Georges St. Pierre talks training, fighting and his role in Sleeping DogsPosted on September 20, 2012, 03:25 PM by Mike Searson
In an article by Seth Kelly with photography by Jim Wright, UFC Magazine's October/November issue goes inside the training and recovery of UFC's Georges St. Pierre. The issue fills the fans in on other projects that GSP was working while he was recuperating.
Following his April 2007 title loss to Matt Serra at UFC 69, St. Pierre asked former Muay Thai and MMA amateur champion, Firas Zahabi to become his full-time coach. According to Zahabi: “A lot of guys said he was done. I had a lot of people say, 'You’re catching a falling light. He’s got no chin. He’ll get knocked out again.’ He was my friend. I didn’t care. I was going to help him no matter what. At that point everybody thought Georges St. Pierre was overrated. The thing is, nobody really knew how good he was.”
After St. Pierre was injured, Zahabi coached him through his recovery: “His first day back was horrible. And I expected it to be horrible. Today was great sparring. He was lighting everybody up and looking good. Today was the breakthrough day that made me believe he will be ready to fight in November.”
While recovering, St. Pierre picked up some consulting work on the production of the video game by Square Enix called Sleeping Dogs. According to GSP: “They wanted to take my moves from a fight to make it more personal and more fight authentic. There were certain combos that didn’t make sense and I would correct them. It was teamwork though.”
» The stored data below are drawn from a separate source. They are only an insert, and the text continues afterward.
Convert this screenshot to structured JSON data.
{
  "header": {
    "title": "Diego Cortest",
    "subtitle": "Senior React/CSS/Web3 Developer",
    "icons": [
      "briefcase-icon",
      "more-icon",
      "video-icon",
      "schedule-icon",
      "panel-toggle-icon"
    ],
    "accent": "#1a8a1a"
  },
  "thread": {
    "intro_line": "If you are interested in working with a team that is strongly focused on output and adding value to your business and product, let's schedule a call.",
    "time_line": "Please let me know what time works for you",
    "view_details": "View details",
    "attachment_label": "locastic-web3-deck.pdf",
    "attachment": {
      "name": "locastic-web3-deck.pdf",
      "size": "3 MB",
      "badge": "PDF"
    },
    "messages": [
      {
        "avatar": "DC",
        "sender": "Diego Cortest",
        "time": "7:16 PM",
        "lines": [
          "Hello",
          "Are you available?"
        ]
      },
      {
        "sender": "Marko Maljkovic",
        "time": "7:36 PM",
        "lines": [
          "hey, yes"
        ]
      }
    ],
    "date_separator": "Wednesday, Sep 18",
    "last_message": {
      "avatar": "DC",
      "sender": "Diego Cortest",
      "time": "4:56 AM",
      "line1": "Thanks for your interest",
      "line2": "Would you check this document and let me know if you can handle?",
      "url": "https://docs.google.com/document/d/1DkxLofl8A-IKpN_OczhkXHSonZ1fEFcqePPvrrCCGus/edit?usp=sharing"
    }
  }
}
Kelly asks GSP about his rivalry with Nick Diaz and how the trash-talking may have affected him. In the past, quotes attributed to St. Pierre on Diaz have ranged from “disrespected” to: “I’m going to put the worst beating you’ve ever seen on him in the UFC.” Although now, the Champion takes them in stride: “It’s good for him. He’s going to get a title shot. It’s good. A fight is always the same. He’s not going to hit less hard if he doesn’t talk. It’s going to be a full-contact fight regardless if he talks or not. It’s just the animosity will be different. And I am at my best when they bring out my animosity. It makes me focus. He’s not a dumb guy. He’s a smart guy who does dumb stuff. He’s not going to retire. This I guarantee.”
Indeed, St. Pierre goes on to say that this brings out his personal best: “I was bullied at school. I am used to fighting under those rules, under that intensity, that animosity. When I feel like I am on the edge, where I can’t take a step back, I have everything to lose, and my pride is on the line, I fight the best.”